My name is Kathy Kobyljanec and I am the owner of Misty Dawn Handwovens in Aurora, Ohio. The name is derived from both Misty, my little quarter horse mare, and the literal meaning of “aurora” - the dawn.
I began weaving in late 2017. I had enjoyed fiber crafts such as knitting, crochet and needlepoint for years but my first passion was horses. I got my first horse, Rusty, when I was 18 and have had 2 or 3 ever since. My focus was trail riding - nothing is better than strolling along a woodland trail on horseback! However, a serious shoulder injury in 2009 put an end to my riding. Although I can ride, my doctors advised against it due to the fragility of the joint. The shoulder could not endure another accident.

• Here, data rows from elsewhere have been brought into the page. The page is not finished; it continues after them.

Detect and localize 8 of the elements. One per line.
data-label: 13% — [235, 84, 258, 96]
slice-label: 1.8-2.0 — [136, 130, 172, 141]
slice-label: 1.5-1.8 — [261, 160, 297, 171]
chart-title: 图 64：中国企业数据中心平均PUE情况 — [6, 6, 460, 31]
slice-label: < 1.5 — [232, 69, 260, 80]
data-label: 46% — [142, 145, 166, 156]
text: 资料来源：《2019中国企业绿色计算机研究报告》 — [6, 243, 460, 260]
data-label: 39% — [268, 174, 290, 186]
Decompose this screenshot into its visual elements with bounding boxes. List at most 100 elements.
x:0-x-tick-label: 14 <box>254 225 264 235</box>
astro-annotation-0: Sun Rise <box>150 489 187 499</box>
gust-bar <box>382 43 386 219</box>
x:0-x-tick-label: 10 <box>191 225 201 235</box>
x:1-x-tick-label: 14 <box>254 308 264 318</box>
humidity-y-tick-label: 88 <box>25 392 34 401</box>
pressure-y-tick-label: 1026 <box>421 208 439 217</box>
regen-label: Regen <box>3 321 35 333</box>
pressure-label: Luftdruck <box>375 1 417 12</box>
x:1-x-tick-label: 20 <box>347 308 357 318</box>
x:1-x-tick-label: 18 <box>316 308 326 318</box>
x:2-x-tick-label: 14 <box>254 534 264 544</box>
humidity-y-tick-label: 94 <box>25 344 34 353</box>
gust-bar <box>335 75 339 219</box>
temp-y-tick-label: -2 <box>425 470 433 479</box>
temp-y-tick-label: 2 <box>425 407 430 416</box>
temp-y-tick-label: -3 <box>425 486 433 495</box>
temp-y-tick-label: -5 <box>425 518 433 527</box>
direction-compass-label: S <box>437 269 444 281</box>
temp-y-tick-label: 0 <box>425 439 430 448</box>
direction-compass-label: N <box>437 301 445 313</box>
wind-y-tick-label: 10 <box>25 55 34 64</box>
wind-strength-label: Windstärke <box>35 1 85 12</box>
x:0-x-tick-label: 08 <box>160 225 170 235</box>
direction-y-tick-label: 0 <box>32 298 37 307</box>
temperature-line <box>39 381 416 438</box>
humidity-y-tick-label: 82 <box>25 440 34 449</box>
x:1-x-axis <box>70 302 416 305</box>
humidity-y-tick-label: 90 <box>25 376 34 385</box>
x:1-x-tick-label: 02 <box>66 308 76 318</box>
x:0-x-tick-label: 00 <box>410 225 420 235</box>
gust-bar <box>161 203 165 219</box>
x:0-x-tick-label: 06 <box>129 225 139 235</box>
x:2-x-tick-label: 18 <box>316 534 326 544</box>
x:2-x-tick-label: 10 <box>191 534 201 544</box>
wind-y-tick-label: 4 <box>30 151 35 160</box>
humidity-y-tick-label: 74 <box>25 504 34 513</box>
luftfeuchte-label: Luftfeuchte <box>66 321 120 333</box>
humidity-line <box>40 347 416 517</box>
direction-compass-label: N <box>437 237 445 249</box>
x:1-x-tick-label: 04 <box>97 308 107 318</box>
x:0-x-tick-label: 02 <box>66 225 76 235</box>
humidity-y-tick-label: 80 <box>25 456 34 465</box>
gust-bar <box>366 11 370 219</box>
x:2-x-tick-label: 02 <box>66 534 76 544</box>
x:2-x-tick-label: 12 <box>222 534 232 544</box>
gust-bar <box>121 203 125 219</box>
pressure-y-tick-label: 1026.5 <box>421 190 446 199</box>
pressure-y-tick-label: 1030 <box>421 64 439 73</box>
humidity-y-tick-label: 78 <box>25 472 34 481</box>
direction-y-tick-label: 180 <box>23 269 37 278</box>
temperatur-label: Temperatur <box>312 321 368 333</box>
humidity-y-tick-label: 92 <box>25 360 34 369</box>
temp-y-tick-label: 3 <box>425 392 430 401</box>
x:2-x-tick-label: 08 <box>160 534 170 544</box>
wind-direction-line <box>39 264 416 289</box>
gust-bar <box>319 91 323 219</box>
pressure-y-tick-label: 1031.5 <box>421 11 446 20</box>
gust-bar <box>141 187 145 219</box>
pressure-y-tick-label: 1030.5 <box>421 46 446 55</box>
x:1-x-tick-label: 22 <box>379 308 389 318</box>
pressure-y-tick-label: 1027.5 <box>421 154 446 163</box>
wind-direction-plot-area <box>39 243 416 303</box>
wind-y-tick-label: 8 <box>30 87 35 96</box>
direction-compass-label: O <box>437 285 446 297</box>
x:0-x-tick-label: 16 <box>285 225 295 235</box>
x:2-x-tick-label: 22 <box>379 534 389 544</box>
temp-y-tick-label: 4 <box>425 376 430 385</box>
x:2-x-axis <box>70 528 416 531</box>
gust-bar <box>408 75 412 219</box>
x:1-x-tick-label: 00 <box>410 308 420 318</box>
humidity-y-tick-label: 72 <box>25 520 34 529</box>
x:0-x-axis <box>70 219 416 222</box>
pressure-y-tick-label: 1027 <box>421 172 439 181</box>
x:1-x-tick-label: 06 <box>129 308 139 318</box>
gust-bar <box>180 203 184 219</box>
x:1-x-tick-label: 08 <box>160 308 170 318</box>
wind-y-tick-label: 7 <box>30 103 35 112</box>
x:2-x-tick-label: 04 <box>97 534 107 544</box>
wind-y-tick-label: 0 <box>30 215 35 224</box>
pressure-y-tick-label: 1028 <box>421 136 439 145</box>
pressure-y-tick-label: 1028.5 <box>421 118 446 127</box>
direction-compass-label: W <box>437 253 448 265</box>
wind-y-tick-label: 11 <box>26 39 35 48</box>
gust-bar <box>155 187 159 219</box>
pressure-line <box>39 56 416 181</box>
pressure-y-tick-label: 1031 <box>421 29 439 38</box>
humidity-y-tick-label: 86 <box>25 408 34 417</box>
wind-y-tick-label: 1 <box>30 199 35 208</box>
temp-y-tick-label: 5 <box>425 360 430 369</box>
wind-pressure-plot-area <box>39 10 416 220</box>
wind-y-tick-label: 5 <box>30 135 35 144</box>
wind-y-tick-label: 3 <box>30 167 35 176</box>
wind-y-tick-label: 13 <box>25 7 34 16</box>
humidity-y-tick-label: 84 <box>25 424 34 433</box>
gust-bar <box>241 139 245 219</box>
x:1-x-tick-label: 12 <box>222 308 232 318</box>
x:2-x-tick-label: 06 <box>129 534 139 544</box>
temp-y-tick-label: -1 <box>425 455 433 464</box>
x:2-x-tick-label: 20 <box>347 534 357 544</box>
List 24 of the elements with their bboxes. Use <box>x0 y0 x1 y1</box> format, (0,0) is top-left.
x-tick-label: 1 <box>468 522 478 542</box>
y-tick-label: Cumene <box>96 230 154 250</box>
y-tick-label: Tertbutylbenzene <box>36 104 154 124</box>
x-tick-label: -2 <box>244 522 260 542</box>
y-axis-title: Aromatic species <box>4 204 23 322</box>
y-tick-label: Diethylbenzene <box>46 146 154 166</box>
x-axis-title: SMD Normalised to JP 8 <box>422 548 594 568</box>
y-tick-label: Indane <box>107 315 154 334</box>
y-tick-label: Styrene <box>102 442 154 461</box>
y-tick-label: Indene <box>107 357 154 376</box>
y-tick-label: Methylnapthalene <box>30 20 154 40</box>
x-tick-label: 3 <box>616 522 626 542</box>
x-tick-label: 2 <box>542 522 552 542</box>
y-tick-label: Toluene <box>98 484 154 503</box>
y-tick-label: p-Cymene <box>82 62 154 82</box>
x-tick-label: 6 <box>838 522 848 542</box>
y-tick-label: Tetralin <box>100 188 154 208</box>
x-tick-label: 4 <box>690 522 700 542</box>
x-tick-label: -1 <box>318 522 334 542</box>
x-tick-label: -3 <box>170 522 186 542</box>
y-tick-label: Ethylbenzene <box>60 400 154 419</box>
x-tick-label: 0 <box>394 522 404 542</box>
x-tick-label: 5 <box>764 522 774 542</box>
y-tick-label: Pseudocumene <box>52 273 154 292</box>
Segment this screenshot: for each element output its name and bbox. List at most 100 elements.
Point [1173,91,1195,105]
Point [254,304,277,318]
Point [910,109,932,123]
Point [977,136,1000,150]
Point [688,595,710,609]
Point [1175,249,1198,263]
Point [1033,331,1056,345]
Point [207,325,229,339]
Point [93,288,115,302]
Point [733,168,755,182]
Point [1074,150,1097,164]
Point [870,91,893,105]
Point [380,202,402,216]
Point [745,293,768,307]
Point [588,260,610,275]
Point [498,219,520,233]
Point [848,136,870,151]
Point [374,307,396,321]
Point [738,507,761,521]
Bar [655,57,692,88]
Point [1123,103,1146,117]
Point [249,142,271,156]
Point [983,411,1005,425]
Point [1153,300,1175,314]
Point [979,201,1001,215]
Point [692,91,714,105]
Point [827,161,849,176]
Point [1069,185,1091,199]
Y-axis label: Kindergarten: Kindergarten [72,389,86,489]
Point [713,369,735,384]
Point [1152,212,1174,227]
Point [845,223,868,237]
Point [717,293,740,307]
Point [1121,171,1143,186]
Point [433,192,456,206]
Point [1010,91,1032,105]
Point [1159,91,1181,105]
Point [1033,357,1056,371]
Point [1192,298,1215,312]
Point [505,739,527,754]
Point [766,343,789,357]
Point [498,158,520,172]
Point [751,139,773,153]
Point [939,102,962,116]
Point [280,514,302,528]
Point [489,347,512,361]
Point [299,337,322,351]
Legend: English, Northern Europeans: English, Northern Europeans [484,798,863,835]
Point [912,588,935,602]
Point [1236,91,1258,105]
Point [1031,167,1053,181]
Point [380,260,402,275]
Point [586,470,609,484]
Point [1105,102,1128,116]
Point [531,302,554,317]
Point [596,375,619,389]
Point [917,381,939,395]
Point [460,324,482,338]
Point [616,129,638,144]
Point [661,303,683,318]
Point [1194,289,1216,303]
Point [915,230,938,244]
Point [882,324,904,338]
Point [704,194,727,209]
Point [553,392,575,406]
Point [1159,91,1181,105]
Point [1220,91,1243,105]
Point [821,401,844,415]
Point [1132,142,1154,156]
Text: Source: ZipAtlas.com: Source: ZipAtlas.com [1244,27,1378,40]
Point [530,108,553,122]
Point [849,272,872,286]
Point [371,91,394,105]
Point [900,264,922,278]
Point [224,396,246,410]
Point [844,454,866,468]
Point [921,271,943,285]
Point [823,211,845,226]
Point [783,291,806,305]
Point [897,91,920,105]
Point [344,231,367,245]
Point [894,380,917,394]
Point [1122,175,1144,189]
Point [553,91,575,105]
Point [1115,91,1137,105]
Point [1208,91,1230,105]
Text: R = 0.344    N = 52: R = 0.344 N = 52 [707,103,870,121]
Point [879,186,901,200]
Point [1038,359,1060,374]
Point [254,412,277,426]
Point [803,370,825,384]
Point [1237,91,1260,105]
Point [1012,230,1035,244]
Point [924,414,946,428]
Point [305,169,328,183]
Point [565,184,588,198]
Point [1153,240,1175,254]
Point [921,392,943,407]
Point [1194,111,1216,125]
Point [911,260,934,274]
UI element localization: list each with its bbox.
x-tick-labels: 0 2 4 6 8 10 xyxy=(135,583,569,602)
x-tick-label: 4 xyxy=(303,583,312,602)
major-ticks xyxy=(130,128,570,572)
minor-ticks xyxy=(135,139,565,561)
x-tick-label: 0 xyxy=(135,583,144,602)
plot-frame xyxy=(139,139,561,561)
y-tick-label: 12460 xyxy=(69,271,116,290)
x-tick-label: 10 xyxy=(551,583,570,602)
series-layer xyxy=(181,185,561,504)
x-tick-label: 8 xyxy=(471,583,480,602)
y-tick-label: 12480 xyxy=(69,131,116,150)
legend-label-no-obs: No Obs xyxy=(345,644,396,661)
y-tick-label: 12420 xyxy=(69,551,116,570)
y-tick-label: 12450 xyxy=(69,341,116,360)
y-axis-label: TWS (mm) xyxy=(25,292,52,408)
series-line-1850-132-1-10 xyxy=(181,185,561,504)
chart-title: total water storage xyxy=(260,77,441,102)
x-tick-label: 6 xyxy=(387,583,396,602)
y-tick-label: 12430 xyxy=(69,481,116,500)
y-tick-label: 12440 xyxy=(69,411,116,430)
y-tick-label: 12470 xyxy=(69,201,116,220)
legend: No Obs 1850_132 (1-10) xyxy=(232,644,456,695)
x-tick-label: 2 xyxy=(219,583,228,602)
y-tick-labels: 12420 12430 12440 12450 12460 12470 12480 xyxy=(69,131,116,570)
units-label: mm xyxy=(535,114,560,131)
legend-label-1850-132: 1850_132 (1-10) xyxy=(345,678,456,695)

While I did enjoy other crafts, I fell in love with one particular weaver’s scarves and blankets that I discovered at a local fair, the Yankee Peddlar fair in Canton, Ohio. This weaver, an accomplished woman from Scotland, came every year to sell her products at the fair. In 2017, she told me she was retiring. I was so sad and disappointed as her woven items were beautiful and useful. It was then that I decided I had to learn to weave myself!
I was able to attend a 2 day workshop in Asheville, NC, using a rigid heddle loom. I was pretty bad, but loved weaving. It was only weeks before I realized that a rigid heddle loom had its purpose, but I wanted a bigger loom and more shafts! An internet search led me to Youngstown, Ohio where I bought my first 4 shaft, 32” Macomber loom from the early 1960s. This was soon followed by a 48” Macomber that I found in Rochester, NY.
I started to educate myself on how to weave, and soon realized that there is no end to what there is to learn! I took an in-depth online course on using a floor loom, went to the John C Campbell Folk School in Brasstown, NC twice, and acquired several books, both recent and older.
As with many weavers, I bought and sold looms to find the ones that fit my physical requirements and interests. Most are pre-owned, and come with interesting history. As I become more proficient, I became interested in computer-assisted weaving and added 2 “compu-dobby” looms with 16 and 32 shafts.